Inout
Monaco : Ma Bayadère
Par la rédaction
Ballet grand format, Ma Bayadère signe le retour de Jean-Christophe Maillot à cette narration qu’il affectionne tant, « faite d’émotions qui nous ressemblent avec des gestes qui nous rassemblent ». Mettre en adéquation un vocabulaire académique avec une narration qui fasse sens aujourd’hui… le credo du Chorégraphe-Directeur des Ballets de Monte-Carlo n’a pas changé au fil des ans. Plus que jamais amoureux d’une danse sur pointes qui vise l’excellence jusqu’à la déraison, Jean-Christophe se l’approprie pour nous offrir sa relecture de La Bayadère, monument du Répertoire classique avec lequel il n’en finit pas de dialoguer. Abandonnant la vision pittoresque du ballet de Marius Petipa (1877) et de Noureev (1992), Jean-Christophe Maillot en retient les ressorts affectifs pour nous donner à voir les relations humaines dans ce qu’elles ont de plus viscéral et de plus irrationnel. Là où La Bayadère prenait pour cadre un Temple Hindou et ses danseuses sacrées, cette nouvelle création s’ancre dans le quotidien d’une compagnie de danse pour qui le studio de danse va devenir le théâtre d’une comédie humaine grinçante et féroce. Ma Bayadère s’annonce d’ores et déjà comme l’un des ballets les plus personnels du chorégraphe.
Cannes : Bollywood Masala
Par la rédaction
Bollywood Masala s’inspire de la véritable histoire du chef cuisinier Dharampal Gulati, inventeur du concept du fameux catering sur les tournages, à l’époque où l’industrie de Bollywood a vu le jour. Les tableaux musicaux dégagent une énergie communicative au fil de danses interprétées par des artistes issus des meilleures troupes de danse de Bollywood. La « musique masala », qui conjugue musiques indiennes et influences occidentales, rythment les danses : les tubes se succèdent et vous donnent envie de vous lever de votre siège pour rejoindre les danseurs. Exotique et enthousiasmant, le spectacle tient à la fois de la comédie musicale et du concert de rock. On y vient en famille et on repart tous en sifflotant l’air de la fameuse chanson « Naatu Naatu », tout en rêvant d’un voyage au pays des Maharajas. Une fresque haute en couleurs où les scénographies s’enchaînent, entre romance, danses et mélodrame, en écho aux grands succès du cinéma bollywoodien, dont les grandes vedettes sont auréolées du statut de « dieux vivants ».
Monaco : Cats
Par la rédaction
La comédie musicale CATS d’Andrew Lloyd Webber, s’installe à l’Opéra de Monte-Carlo pour deux semaines , du 14 au 31 décembre 2025. Inspiré du recueil poétique « Old Possum’s Book of Practical Cats » de T. S. Eliot, cette « comédie musicale révolutionnaire » (Daily Express), tisse une œuvre envoûtante mêlant musique, danse et poésie.
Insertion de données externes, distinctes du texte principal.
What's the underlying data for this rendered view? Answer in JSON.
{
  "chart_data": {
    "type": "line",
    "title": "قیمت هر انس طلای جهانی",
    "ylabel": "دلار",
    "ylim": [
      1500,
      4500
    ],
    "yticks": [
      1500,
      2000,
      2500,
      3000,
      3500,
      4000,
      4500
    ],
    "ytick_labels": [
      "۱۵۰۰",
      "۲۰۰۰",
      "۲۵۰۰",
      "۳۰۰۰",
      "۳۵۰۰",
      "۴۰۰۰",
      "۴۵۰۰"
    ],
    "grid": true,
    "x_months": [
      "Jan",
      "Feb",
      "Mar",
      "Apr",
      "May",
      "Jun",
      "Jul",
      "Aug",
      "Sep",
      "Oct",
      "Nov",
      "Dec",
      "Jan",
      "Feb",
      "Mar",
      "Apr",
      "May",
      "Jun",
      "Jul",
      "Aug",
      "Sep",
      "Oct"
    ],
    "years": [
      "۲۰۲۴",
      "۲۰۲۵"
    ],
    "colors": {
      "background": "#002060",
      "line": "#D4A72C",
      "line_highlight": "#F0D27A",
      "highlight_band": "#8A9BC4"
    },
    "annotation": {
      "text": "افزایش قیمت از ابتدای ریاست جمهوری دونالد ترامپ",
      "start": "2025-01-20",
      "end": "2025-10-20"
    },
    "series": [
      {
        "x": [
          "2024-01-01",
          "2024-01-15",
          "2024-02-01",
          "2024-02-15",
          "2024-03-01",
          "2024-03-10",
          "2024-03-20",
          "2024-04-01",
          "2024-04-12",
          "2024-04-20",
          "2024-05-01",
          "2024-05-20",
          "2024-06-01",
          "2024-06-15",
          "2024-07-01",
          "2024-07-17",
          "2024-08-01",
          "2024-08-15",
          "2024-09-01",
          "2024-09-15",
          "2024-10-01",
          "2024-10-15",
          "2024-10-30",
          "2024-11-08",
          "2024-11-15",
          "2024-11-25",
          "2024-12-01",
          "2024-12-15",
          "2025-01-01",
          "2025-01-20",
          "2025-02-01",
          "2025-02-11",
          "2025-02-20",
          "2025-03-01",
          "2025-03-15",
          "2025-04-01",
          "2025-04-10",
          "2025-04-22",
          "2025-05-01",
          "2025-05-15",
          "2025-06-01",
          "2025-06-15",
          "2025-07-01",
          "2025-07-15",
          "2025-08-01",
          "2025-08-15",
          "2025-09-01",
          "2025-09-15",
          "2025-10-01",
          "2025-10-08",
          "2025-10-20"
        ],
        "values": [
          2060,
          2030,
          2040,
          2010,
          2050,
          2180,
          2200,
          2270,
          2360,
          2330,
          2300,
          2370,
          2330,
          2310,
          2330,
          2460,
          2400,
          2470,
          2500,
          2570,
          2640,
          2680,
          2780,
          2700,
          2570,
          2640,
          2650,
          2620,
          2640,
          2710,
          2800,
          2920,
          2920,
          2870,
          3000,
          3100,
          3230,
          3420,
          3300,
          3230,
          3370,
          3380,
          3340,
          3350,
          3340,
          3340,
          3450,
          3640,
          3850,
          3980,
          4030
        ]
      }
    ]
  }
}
Une fois par an, à l’occasion d’une nuit très spéciale, les chats se réunissent pour leur grand « Jellicle Ball ». Sous le regard bienveillant d’Old Deuteronomy, leur sage et bienveillant chef, l’un d’eux est choisi pour s’élever vers la mystérieuse « Heaviside Layer », afin de renaître dans une nouvelle vie pleine de promesses. Avec sa musique intemporelle, ses décors époustouflants et une distribution remarquable, des chorégraphies à couper le souffle et des airs inoubliables — dont le célèbre « Memory » —, CATS est un spectacle hors du commun, une expérience théâtrale magique.
Nice : Casse-Noisette
Par la rédaction
Casse-Noisette revient à l’Opéra de Nice pour la première fois depuis de nombreuses années. Pour cette nouvelle création, l’immense Benjamin Millepied propose sa propre vision de ce ballet, audacieuse et personnelle. Il y a vingt ans, Benjamin Millepied créait son premier grand ballet, Casse-Noisette, pour le Ballet du Grand Théâtre de Genève. Cette version mêlait le vocabulaire académique à une liberté imaginative, nourrie par ses années en tant que danseur au New York City Ballet. Il retrouve cette histoire avec un langage chorégraphique distinct et un nouveau sens de l’invention. Pour cette production, il s’entoure du célèbre peintre Paul Cox, dont les décors et costumes apportent une fantaisie féerique, empreinte d’enfance. L’histoire demeure : le soir de Noël, Clara s’endort au milieu de ses jouets et rêve d’un casse-noisette qui se transforme en prince. Millepied met l’accent sur la musicalité et le rythme, laissant la chorégraphie dépasser le courant de la partition. La musique de Tchaïkovski, interprétée par l’Orchestre Philharmonique de Nice, ancre cette relecture vivante d’un ballet intemporel, imaginée pour une nouvelle génération.